Four ozone-depleting gases, previously undetected in the atmosphere, have been found by new research. The work suggests that more than 74 000 tonnes of these human-made substances have been released since 1978, and that two are continuing to accumulate in the atmosphere. However, it is not yet known where they come from.
The discovery of the hole in the ozone layer in 1985 led to a 130-nation agreement, the Montreal Protocol of 1987. This agreed to the phasing out and banning of chlorofluorocarbons (CFCs), the main cause of ozone depletion. These had been used as coolants for refrigeration or as dry cleaning solvents, among other uses. The first stage of phasing out CFCs relied on their replacement with hydrochlorofluorocarbons (HCFCs), which break down faster than CFCs, causing less damage to the ozone layer. Some uses of CFCs were exempt from this ban, for example, for specific industrial purposes or as intermediate products in the production of other substances. Both CFCs and HCFCs are also greenhouse gases, with much stronger climate effects than CO2.

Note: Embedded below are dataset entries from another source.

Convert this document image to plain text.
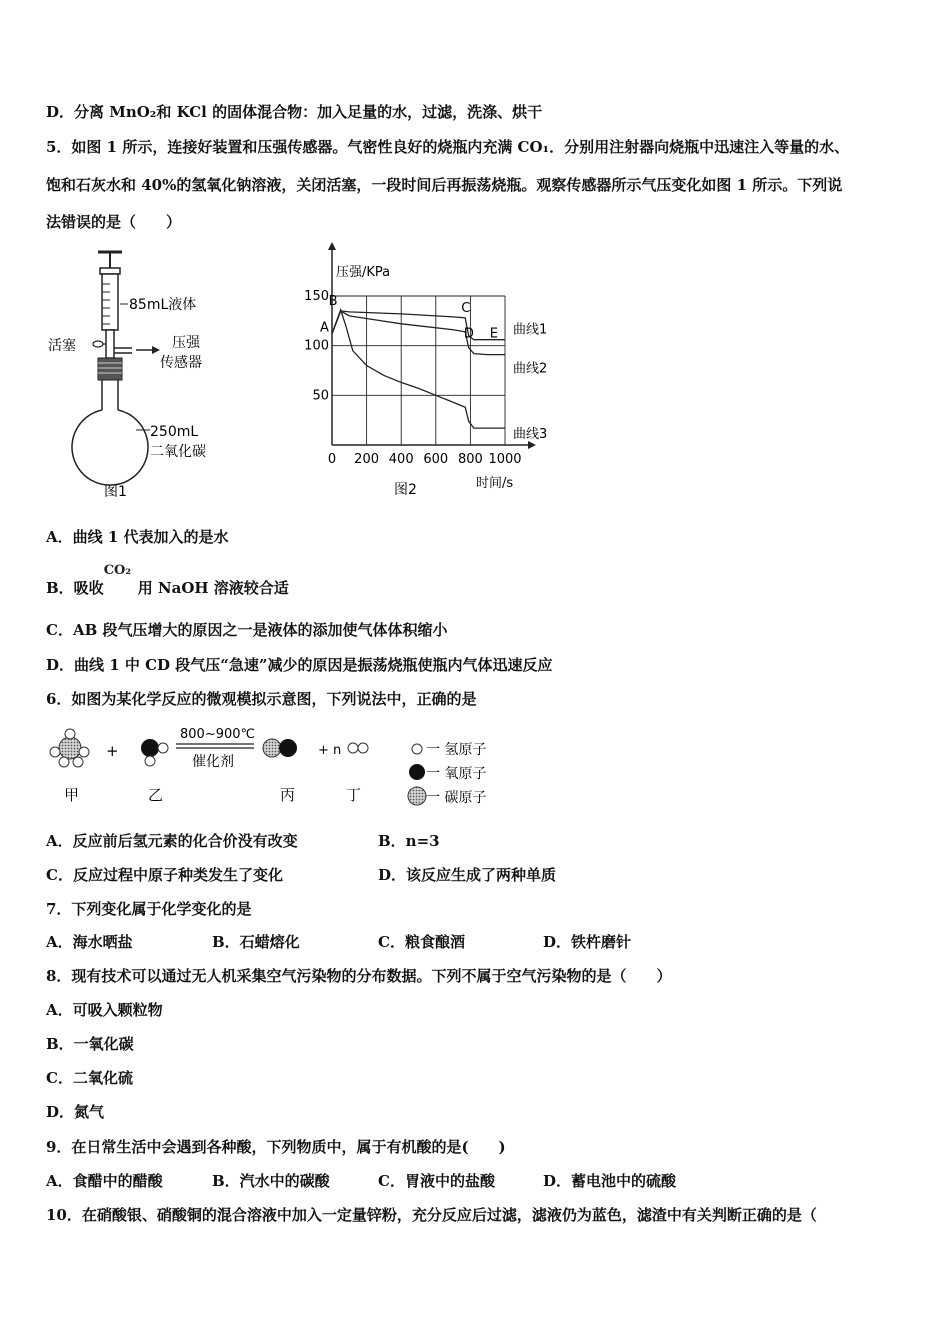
D．分离 MnO₂和 KCl 的固体混合物：加入足量的水，过滤，洗涤、烘干
5．如图 1 所示，连接好装置和压强传感器。气密性良好的烧瓶内充满 CO₁．分别用注射器向烧瓶中迅速注入等量的水、
饱和石灰水和 40%的氢氧化钠溶液，关闭活塞，一段时间后再振荡烧瓶。观察传感器所示气压变化如图 1 所示。下列说
法错误的是（　　）
85mL液体
活塞	压强
传感器
250mL
二氧化碳
图1
压强/KPa
时间/s
图2
0 200 400 600 800 1000
50
100
150
曲线1
曲线2
曲线3
A
B	C
D E
A．曲线 1 代表加入的是水
B．吸收
CO₂
用 NaOH 溶液较合适
C．AB 段气压增大的原因之一是液体的添加使气体体积缩小
D．曲线 1 中 CD 段气压“急速”减少的原因是振荡烧瓶使瓶内气体迅速反应
6．如图为某化学反应的微观模拟示意图，下列说法中，正确的是
+
800~900℃
催化剂
+ n
甲	乙	丙	丁
一 氢原子
一 氧原子
一 碳原子
A．反应前后氢元素的化合价没有改变	B．n=3
C．反应过程中原子种类发生了变化	D．该反应生成了两种单质
7．下列变化属于化学变化的是
A．海水晒盐	B．石蜡熔化	C．粮食酿酒	D．铁杵磨针
8．现有技术可以通过无人机采集空气污染物的分布数据。下列不属于空气污染物的是（　　）
A．可吸入颗粒物
B．一氧化碳
C．二氧化硫
D．氮气
9．在日常生活中会遇到各种酸，下列物质中，属于有机酸的是(　　)
A．食醋中的醋酸	B．汽水中的碳酸	C．胃液中的盐酸	D．蓄电池中的硫酸
10．在硝酸银、硝酸铜的混合溶液中加入一定量锌粉，充分反应后过滤，滤液仍为蓝色，滤渣中有关判断正确的是（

However, this new research has identified four ozone depleting substances (ODSs) not previously detected. The gases were identified in samples of air collected in Tasmania between 1978 and 2012, and extracted from pockets of air trapped in ‘firn’ snow in Greenland in 2008. This type of snow provides a ‘natural archive’ of the atmosphere going back around a century.
Three of the ODSs were CFCs, labelled CFC-112, CFC-112a, and CFC-113a. The fourth was a new HCFC, called HCFC-133a. By analysing the firn samples, the researchers could see that there were insignificant amounts of these ODSs in the air before the 1960s. This suggests they have a human origin. They estimate that more than 74 000 tonnes of these four ODSs have been released in to the atmosphere since that time.
Levels of two of these gases appear to have increased between the 1960s and the 1990s, before slowly decreasing. This pattern is similar to other CFCs controlled under the Montreal Protocol. However, the remaining two ODSs have both been increasing over time. Levels of HCFC-133a appear to have increased by as much as 45% during the two and a half years prior to 2012.
Although levels of these emissions are relatively small compared to pre-Montreal Protocol CFC levels, some are long-lived. The fact that two of them are still increasing is a problem for both the ozone layer and climate change.
The authors highlight that it is important, but very difficult, to determine the origin of these previously undetected ODSs, though there are a number of possible sources. For example, CFC-113a is exempt from the Montreal Protocol as a substance (‘feedstock’) used in the production of some pesticides. There were also periods of growth and decline in atmospheric levels of HCFC-133a, which the authors suggest could be traced to industrial emitters changing production procedures or product ranges.